Trois années se sont déjà écoulées, depuis la mort tragique du regretté Mokri Meziane, ravi à l’affection des siens à la fleur de l’âge 33 ans. Jeudi passé rien ne semblait atténuer la douleur de sa disparition, pendant la commémoration de sa mort.
La tristesse se lisait toujours sur les visages, des membres de sa famille, ses proches et ses amis, présents en masse, lors de la cérémonie de recueillement devant sa tombe, au cimetière de son village natal Aït Atelli.

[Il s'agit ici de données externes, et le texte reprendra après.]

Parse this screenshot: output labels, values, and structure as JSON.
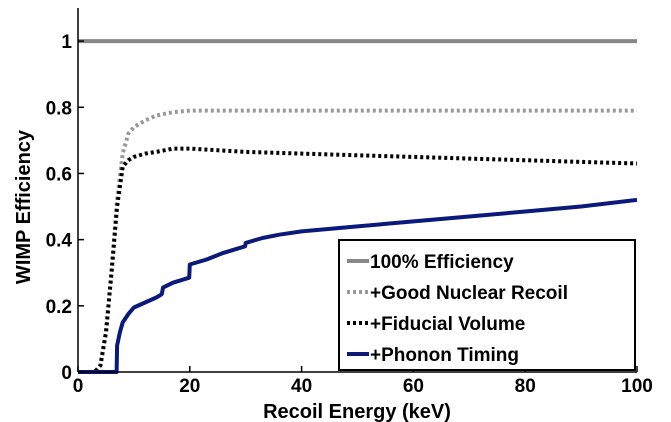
{
  "chart_data": {
    "type": "line",
    "title": "",
    "xlabel": "Recoil Energy (keV)",
    "ylabel": "WIMP Efficiency",
    "xlim": [
      0,
      100
    ],
    "ylim": [
      0,
      1.1
    ],
    "xticks": [
      0,
      20,
      40,
      60,
      80,
      100
    ],
    "yticks": [
      0,
      0.2,
      0.4,
      0.6,
      0.8,
      1
    ],
    "ytick_labels": [
      "0",
      "0.2",
      "0.4",
      "0.6",
      "0.8",
      "1"
    ],
    "grid": false,
    "legend_position": "bottom-right",
    "series": [
      {
        "name": "100% Efficiency",
        "color": "#888888",
        "style": "solid",
        "x": [
          0,
          100
        ],
        "y": [
          1,
          1
        ]
      },
      {
        "name": "+Good Nuclear Recoil",
        "color": "#999999",
        "style": "dotted",
        "x": [
          0,
          3,
          4,
          5,
          6,
          7,
          8,
          9,
          10,
          12,
          14,
          17,
          20,
          30,
          40,
          50,
          60,
          70,
          80,
          90,
          100
        ],
        "y": [
          0,
          0,
          0.02,
          0.12,
          0.3,
          0.52,
          0.66,
          0.72,
          0.74,
          0.76,
          0.775,
          0.785,
          0.79,
          0.79,
          0.79,
          0.79,
          0.79,
          0.79,
          0.79,
          0.79,
          0.79
        ]
      },
      {
        "name": "+Fiducial Volume",
        "color": "#000000",
        "style": "dotted",
        "x": [
          0,
          3,
          4,
          5,
          6,
          7,
          8,
          9,
          10,
          12,
          14,
          17,
          20,
          30,
          40,
          50,
          60,
          70,
          80,
          90,
          100
        ],
        "y": [
          0,
          0,
          0.02,
          0.12,
          0.3,
          0.5,
          0.62,
          0.64,
          0.65,
          0.66,
          0.665,
          0.675,
          0.675,
          0.665,
          0.66,
          0.655,
          0.65,
          0.645,
          0.64,
          0.635,
          0.63
        ]
      },
      {
        "name": "+Phonon Timing",
        "color": "#0a1a7a",
        "style": "solid",
        "x": [
          0,
          6.9,
          7,
          7.5,
          8,
          9,
          10,
          12,
          14,
          15,
          15.2,
          17,
          19.9,
          20,
          23,
          26,
          29.9,
          30,
          33,
          36,
          40,
          50,
          60,
          70,
          80,
          90,
          100
        ],
        "y": [
          0,
          0,
          0.08,
          0.12,
          0.15,
          0.175,
          0.195,
          0.21,
          0.225,
          0.235,
          0.255,
          0.27,
          0.285,
          0.325,
          0.34,
          0.36,
          0.38,
          0.39,
          0.405,
          0.415,
          0.425,
          0.44,
          0.455,
          0.47,
          0.485,
          0.5,
          0.52
        ]
      }
    ]
  }
}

La même scène de chagrin et de désolation était perceptible quelques instants après, lors de l’observation d’une minute de silence devant la plaque commémorative érigée en hommage au défunt, au lendemain de sa mort à proximité du stade communal. Une foule nombreuse est venue condamner pour une énième fois, à l’unanimité les circonstances tragiques de sa disparition.
Les qualités humaines, L’altruisme du disparu ont été longuement rappelés durant l’oraison funèbre, prononcée à sa mémoire par l’imam de la mosquée du village qui était également présent au pathétique rendez-vous. Sa mort pour mémoire est survenue dans de douloureuses circonstances. Belloumi, comme ses amis aimaient l’appeler. Un sobriquet, en rapport à son attachement viscéral à l’ex-star nationale.
Il était adepte de belles affiches footballistiques, il quittât son commerce en ce funeste jour, pour s’y rendre au stade municipal, où une banale rencontre de football, mettait aux prises l’équipe de son village, avec celle du village de Taourirt Amokrane, un match final pour le compte d’un tournoi de football inter-villages, organisé par L’APC de Larbaâ Nath Irathen.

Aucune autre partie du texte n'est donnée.